Internetgiganten in den USA haben es lange Zeit leicht, den Wettbewerb zu kontrollieren. Doch jetzt weht in Washington ein anderer Wind. Google bekommt die Auswirkungen nun zunehmend zu spüren.

Washington

Die Wettbewerbshüter der US-Regierung erhöhen mit einer zweiten Klage den Druck auf Google. Diesmal werfen sie dem Internetgiganten unlauteren Wettbewerb auf dem Online-Werbemarkt vor. In der am Dienstag veröffentlichten Klage fordert das US-Justizministerium unter anderem die Aufspaltung der Google-Sparte, in der Werbetechnik verpackt ist.

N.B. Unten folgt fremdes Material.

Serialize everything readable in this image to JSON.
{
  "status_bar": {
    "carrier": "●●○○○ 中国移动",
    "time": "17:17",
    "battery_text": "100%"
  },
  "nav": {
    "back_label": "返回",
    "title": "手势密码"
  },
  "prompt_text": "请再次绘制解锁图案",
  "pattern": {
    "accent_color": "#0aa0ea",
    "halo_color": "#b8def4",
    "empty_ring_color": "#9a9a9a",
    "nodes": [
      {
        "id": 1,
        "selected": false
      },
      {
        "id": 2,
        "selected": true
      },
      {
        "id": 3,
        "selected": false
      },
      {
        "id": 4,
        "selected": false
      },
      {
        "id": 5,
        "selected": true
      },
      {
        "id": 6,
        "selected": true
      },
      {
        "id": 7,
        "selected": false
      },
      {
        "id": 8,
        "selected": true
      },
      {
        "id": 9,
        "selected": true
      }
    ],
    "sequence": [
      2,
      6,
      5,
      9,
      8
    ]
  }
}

Google habe auf wettbewerbswidrige und illegale Methoden zurückgegriffen, um jede Bedrohung seiner eigenen Dominanz auf dem Online-Werbemarkt zu beseitigen. Unter anderem kaufte der Internetkonzern laut Anklage frühzeitig potenzielle Konkurrenten. Durch das Vorgehen von Google verdienen Webseitenbetreiber weniger und Werbetreibende müssen mehr zahlen, kritisiert das Justizministerium. Das tut am Ende allen weh.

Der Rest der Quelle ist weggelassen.